Unter Motorsportfans hat das Haupt-Racing-Team aus Drees in der Vulkaneifel einen guten Namen. Vor wenigen Wochen erst schrammten sie beim 24-Stunden-Rennen am Nürburgring knapp an einem Platz auf dem Podest vorbei. Vor zwei Jahren schaffte es das Team auf Platz drei.

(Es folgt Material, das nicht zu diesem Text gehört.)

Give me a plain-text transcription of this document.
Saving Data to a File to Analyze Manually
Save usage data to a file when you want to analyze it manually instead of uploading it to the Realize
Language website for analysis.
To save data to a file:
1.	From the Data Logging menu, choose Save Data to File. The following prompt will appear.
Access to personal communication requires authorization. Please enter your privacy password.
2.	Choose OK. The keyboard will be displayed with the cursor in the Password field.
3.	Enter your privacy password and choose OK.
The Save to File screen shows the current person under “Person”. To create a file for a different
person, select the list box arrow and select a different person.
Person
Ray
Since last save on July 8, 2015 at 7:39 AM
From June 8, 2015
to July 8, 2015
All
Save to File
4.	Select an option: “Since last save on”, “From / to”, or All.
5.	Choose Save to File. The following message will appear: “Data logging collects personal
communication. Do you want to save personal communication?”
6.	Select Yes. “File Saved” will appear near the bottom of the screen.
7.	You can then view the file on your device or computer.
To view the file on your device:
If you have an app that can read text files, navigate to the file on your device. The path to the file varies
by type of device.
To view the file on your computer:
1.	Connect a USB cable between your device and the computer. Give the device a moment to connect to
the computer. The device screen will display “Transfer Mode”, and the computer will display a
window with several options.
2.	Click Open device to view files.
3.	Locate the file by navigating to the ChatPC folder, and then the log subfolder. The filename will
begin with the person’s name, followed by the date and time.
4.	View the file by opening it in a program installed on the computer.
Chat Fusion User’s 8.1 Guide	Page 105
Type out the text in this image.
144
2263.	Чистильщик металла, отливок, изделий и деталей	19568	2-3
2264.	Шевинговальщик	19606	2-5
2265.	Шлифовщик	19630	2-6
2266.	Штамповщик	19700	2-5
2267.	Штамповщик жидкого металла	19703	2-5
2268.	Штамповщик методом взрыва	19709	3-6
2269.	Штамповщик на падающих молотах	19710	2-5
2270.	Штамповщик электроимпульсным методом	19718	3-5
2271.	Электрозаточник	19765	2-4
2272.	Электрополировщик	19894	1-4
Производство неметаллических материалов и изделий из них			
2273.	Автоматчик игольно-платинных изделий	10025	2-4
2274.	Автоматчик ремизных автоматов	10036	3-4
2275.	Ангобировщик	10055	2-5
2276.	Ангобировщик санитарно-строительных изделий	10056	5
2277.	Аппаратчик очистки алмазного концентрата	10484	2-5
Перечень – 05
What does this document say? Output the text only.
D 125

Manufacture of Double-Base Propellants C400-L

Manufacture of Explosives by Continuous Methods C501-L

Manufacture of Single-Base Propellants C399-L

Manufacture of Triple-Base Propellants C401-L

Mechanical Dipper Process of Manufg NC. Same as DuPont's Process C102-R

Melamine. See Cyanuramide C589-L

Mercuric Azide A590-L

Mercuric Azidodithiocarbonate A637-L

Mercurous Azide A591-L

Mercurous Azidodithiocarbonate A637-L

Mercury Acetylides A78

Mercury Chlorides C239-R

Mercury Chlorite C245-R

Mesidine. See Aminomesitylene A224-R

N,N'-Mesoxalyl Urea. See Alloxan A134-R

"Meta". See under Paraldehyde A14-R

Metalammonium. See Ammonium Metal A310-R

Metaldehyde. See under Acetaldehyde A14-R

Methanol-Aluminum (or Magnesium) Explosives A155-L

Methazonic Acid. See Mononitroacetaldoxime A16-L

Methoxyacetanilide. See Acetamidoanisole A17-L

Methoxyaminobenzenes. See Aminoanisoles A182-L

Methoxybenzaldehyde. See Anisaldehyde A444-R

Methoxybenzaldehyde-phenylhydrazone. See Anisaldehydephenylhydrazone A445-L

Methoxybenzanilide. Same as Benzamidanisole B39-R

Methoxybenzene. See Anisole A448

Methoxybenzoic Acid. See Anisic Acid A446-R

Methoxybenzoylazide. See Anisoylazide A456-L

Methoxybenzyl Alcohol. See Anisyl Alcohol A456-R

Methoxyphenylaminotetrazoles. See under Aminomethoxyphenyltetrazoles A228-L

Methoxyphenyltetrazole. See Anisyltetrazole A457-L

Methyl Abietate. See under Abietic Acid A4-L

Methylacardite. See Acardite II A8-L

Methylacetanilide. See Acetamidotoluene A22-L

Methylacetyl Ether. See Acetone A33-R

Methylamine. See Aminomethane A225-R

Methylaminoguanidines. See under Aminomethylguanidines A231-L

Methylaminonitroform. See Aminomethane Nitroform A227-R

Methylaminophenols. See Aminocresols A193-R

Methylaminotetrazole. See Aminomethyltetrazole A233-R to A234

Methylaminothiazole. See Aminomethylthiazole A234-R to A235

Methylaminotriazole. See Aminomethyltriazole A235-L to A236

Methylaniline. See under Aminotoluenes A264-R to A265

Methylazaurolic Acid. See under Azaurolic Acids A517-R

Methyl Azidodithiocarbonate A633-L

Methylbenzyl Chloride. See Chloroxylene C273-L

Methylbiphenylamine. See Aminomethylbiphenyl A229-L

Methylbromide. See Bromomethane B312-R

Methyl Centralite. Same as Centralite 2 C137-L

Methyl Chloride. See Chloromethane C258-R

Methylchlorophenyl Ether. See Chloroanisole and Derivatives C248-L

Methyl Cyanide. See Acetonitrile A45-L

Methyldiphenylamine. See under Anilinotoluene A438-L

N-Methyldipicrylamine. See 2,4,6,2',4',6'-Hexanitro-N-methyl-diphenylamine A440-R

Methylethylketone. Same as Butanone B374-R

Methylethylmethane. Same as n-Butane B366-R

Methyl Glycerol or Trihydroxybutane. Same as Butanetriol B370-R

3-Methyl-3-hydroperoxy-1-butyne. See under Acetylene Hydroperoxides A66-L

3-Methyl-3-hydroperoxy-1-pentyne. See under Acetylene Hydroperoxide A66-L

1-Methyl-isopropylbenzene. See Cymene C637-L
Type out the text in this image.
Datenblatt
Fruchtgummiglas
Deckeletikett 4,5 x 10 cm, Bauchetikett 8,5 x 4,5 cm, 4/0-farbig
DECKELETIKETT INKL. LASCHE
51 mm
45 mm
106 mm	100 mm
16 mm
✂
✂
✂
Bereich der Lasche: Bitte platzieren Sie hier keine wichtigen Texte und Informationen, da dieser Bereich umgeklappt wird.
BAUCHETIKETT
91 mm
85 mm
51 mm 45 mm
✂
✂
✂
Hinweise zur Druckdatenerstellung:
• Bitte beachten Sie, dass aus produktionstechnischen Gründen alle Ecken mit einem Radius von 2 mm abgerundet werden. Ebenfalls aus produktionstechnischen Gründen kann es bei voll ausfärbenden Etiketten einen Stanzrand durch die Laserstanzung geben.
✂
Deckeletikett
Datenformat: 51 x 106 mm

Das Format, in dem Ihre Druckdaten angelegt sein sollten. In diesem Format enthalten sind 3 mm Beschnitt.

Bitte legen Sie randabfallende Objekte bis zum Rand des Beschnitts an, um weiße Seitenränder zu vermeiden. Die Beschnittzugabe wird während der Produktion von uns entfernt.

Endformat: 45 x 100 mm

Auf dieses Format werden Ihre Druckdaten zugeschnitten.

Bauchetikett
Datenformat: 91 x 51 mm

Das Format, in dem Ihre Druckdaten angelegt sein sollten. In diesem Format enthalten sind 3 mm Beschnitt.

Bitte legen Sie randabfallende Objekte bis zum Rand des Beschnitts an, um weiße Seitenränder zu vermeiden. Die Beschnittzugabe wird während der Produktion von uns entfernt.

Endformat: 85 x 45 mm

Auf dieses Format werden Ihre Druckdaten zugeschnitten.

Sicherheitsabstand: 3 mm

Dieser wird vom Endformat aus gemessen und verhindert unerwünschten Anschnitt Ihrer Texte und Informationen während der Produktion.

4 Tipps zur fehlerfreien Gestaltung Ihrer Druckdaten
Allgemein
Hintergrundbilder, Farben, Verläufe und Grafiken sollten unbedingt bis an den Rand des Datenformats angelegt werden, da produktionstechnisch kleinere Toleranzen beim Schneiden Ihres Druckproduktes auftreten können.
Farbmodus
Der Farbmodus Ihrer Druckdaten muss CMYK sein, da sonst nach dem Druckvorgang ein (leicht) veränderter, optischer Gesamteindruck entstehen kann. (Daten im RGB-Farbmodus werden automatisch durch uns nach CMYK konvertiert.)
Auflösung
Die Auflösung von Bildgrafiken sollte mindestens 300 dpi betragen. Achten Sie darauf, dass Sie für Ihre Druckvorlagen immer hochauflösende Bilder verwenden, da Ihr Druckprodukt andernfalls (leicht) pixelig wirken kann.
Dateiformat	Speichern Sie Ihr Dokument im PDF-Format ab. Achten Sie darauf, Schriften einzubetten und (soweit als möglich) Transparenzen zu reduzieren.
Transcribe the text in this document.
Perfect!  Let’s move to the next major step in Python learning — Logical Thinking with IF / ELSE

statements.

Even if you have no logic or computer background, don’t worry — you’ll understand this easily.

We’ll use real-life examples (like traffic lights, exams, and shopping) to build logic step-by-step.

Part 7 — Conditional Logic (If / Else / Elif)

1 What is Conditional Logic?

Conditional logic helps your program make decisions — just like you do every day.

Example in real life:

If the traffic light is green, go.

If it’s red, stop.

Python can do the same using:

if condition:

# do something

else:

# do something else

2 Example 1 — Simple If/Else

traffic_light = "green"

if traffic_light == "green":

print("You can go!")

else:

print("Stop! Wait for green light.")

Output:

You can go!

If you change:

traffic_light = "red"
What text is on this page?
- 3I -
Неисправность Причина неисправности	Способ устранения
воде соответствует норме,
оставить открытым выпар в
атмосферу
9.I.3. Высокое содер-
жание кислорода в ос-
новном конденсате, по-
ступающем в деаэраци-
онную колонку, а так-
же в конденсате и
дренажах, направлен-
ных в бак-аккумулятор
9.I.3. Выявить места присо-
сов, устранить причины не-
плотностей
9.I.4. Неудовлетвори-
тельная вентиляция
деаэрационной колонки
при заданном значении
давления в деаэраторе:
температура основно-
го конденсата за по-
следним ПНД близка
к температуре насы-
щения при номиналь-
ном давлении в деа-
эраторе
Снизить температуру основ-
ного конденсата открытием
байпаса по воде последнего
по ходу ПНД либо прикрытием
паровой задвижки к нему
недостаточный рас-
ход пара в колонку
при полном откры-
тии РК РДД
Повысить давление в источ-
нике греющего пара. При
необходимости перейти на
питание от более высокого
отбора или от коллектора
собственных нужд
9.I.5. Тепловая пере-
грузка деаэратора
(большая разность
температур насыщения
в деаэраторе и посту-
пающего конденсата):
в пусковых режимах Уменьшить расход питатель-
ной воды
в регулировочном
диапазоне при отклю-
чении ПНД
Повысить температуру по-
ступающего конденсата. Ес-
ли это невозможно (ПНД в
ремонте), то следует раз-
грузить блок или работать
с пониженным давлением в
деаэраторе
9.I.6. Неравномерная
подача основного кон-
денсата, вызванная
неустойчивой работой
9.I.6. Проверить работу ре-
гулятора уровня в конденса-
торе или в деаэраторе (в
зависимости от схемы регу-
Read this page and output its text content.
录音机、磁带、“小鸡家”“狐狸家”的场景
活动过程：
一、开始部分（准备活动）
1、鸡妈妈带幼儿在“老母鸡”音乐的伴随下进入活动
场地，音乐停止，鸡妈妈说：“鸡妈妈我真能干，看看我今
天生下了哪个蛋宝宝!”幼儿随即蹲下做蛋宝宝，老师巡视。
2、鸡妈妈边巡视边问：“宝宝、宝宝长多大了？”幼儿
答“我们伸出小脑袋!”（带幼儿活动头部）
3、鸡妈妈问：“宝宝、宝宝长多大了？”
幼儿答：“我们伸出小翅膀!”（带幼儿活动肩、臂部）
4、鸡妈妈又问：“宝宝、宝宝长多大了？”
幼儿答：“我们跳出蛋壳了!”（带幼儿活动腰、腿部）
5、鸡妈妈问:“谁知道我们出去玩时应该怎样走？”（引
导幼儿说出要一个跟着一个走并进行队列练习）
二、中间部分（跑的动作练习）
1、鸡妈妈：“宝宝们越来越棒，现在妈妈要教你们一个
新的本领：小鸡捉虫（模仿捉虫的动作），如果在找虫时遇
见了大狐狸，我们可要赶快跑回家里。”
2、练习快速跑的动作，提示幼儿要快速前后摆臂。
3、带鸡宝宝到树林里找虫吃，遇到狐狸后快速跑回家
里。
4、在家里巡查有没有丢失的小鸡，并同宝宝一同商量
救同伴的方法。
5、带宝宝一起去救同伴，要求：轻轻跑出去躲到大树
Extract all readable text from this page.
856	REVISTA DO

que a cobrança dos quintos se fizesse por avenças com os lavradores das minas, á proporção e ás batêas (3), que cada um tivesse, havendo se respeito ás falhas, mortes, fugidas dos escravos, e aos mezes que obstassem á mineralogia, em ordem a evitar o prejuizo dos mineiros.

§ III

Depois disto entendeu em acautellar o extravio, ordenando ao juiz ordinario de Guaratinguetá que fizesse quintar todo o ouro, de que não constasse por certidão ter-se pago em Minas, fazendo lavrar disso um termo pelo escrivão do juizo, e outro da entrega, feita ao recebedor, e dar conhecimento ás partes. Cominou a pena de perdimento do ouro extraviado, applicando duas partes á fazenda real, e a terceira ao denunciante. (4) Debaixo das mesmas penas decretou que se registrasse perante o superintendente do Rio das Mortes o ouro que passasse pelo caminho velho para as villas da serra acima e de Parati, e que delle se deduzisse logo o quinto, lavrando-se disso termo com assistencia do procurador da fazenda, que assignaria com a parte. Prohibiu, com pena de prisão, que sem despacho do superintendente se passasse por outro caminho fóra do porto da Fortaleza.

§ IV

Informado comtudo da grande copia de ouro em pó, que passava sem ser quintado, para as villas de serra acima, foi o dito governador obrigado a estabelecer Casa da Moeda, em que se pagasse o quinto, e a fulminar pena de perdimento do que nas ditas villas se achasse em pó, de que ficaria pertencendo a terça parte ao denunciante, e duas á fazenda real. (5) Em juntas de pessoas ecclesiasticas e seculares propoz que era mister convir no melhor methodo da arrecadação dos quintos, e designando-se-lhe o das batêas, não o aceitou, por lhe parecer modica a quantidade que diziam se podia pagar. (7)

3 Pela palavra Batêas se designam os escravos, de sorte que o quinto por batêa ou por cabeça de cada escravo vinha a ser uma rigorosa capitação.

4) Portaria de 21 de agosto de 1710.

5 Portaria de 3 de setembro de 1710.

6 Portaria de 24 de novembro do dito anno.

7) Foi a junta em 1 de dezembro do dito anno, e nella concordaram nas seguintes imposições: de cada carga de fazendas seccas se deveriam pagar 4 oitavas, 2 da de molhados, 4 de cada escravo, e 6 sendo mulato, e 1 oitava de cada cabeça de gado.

Rennsport und Russland-Geschäfte?
Doch aktuell hat Haupt es nicht nur mit schnellen Konkurrenten zu tun, sondern auch mit der Staatsanwaltschaft Koblenz. Es geht um die Unterstützung eines russischen Rennsport-Teams. Haupt-Racing hatte dem SWR bereits im Februar bestätigt, "technischen Support" für den Rennstall SMP Racing geleistet zu haben. Es geht um einen Mercedes-Rennsportwagen, der bei zwei Rennen in Dubai und Abu Dhabi im Januar eingesetzt wurde.
In einem inzwischen gelöschten Artikel auf der Homepage hatte die Firma aus Drees das Fahrzeug ausdrücklich erwähnt. Unter den Fahrern seien zwei ehemalige Formel-1-Piloten. Ein Video in den sozialen Medien zeigt, dass SMP Racing für den Auftritt in Abu Dhabi die deutsche Flagge nutzte.
Unterstützung für russischen Oligarchen
SMP Racing gehört mutmaßlich dem russischen Oligarchen und Milliardär Boris Rotenberg. Auf der Homepage der Firma steht, Gründer und Leiter des Rennstalls sei dieser russische Milliardär und Oligarch. Laut einem russischen Medienbericht hat sich der Geschäftsmann auch persönlich zu dem Rennen in Abu Dhabi im Januar geäußert.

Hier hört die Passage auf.